The way of Christ the King


Today is the solemnity of Christ the King, and the final Sunday of the Church year, as well as the day when Pope Francis closes the door of mercy to conclude the Jubilee Year of Mercy (though if there is anyone to whom we wish to extend mercy as part of our own closure for this year, there is still time!) Advent begins next Sunday, and in the next week, people in the United States celebrate Thanksgiving, but in a time of much political and social turmoil.

The celebration of Christ the King was started by Pope Pius XI in 1925 as a response to secularism and the perceived need to remind Catholics to put Christ as the center of one’s life. In 1925 there was also social and political turmoil: it’s the year of the Scopes trial, the year Mussolini declared he was taking over Italy, and the year that Hitler published Mein Kampf. I don’t know whether Pope Pius XI had such specific events in mind, but the world then, as now, is in need of alternative models of virtue. For Christians, Christ is not only God, but also a model of what it means to live a good human life. To say that he is King, however, doesn’t mean to suggest that we ought to ourselves try to be kinglike, but rather to express the idea that his kingship is a metaphor for the idea that we Christians ought to follow his way rather than other ways.

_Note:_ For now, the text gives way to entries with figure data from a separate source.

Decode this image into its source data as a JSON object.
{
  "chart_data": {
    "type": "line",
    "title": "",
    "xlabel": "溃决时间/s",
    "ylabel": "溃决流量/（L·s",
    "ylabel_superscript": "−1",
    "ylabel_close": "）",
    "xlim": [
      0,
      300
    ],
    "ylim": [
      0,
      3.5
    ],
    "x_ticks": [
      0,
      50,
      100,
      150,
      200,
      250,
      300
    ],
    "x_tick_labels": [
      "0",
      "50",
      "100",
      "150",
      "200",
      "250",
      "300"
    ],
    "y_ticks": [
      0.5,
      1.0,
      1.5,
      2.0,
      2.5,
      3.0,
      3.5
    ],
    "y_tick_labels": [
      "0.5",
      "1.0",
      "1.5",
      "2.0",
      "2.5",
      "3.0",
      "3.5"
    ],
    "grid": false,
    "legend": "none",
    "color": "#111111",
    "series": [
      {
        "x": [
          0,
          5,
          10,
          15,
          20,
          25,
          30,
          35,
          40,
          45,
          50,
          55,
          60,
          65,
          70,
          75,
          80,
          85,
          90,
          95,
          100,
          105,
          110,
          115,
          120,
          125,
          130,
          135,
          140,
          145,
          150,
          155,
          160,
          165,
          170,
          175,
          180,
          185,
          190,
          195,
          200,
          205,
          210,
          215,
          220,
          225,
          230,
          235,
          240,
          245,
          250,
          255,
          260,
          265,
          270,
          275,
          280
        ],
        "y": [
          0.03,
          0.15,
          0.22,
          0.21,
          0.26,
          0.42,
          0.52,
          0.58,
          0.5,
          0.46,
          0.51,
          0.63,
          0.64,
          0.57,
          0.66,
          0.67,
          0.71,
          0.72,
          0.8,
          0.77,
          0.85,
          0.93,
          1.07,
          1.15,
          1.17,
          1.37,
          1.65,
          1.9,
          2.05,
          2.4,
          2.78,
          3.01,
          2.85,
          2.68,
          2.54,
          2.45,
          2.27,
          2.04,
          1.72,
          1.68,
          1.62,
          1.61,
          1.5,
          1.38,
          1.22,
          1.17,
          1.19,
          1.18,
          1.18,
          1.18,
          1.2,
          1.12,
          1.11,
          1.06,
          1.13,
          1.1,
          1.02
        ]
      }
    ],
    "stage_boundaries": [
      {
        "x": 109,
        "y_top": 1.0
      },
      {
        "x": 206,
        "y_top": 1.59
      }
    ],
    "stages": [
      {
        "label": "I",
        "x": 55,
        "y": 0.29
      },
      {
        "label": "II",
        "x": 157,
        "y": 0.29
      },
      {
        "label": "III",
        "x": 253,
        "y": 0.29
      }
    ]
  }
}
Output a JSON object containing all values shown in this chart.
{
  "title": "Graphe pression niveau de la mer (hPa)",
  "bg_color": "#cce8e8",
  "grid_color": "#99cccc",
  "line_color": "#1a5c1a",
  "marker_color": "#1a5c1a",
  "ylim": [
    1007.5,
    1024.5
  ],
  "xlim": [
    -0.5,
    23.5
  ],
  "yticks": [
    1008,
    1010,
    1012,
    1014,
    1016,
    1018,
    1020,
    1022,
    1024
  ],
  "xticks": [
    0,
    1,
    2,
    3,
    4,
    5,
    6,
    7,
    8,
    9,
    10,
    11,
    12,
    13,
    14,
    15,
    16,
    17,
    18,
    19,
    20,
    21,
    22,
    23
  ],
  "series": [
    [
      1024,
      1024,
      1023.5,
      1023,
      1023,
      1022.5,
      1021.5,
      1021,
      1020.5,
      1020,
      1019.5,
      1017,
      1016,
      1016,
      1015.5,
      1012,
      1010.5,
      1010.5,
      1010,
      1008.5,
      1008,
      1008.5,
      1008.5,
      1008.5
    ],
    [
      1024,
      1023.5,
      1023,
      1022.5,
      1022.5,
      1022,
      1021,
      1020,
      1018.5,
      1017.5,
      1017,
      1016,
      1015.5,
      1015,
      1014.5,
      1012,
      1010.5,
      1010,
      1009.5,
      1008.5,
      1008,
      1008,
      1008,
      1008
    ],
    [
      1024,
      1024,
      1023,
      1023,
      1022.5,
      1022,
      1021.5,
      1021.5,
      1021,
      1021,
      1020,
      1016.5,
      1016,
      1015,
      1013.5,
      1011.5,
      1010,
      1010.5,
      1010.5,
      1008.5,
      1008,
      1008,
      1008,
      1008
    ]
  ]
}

The way of Christ is the way of the poor. The way of Christ is the way of the Cross. The three biggest feast days of the church year that is coming our way are Christmas, Easter, and Pentecost. At Christmas, we recall that God entered the world of a poor, displaced family and grew up in a relatively poor area among a politically marginalized group—the Jewish people, God’s chosen people—living under Roman oppression. During Holy Week, we remember that Christ’s way was also the way of the cross, being willing to suffer for the sake of love and to love others in society that others would not—the sick, the lepers, those with disabilities, the woman caught in adultery, the Samaritan who practiced a different faith tradition, the tax collector, even the Roman soldier. At Pentecost, we remember that we receive the Holy Spirit and are asked to cooperate in the process of redemption, to know that Jesus as Messiah includes our own co-creating a new kingdom along with God. The first disciples knew well the experience that this cooperation with the Spirit was also the way of suffering and of their own crosses as well, insofar as they, too, were called to be with those who are on the margins. This is true for us, too, today in our own time and own places.

The way of Christ is the way of the poor. The way of Christ is the way of the Cross.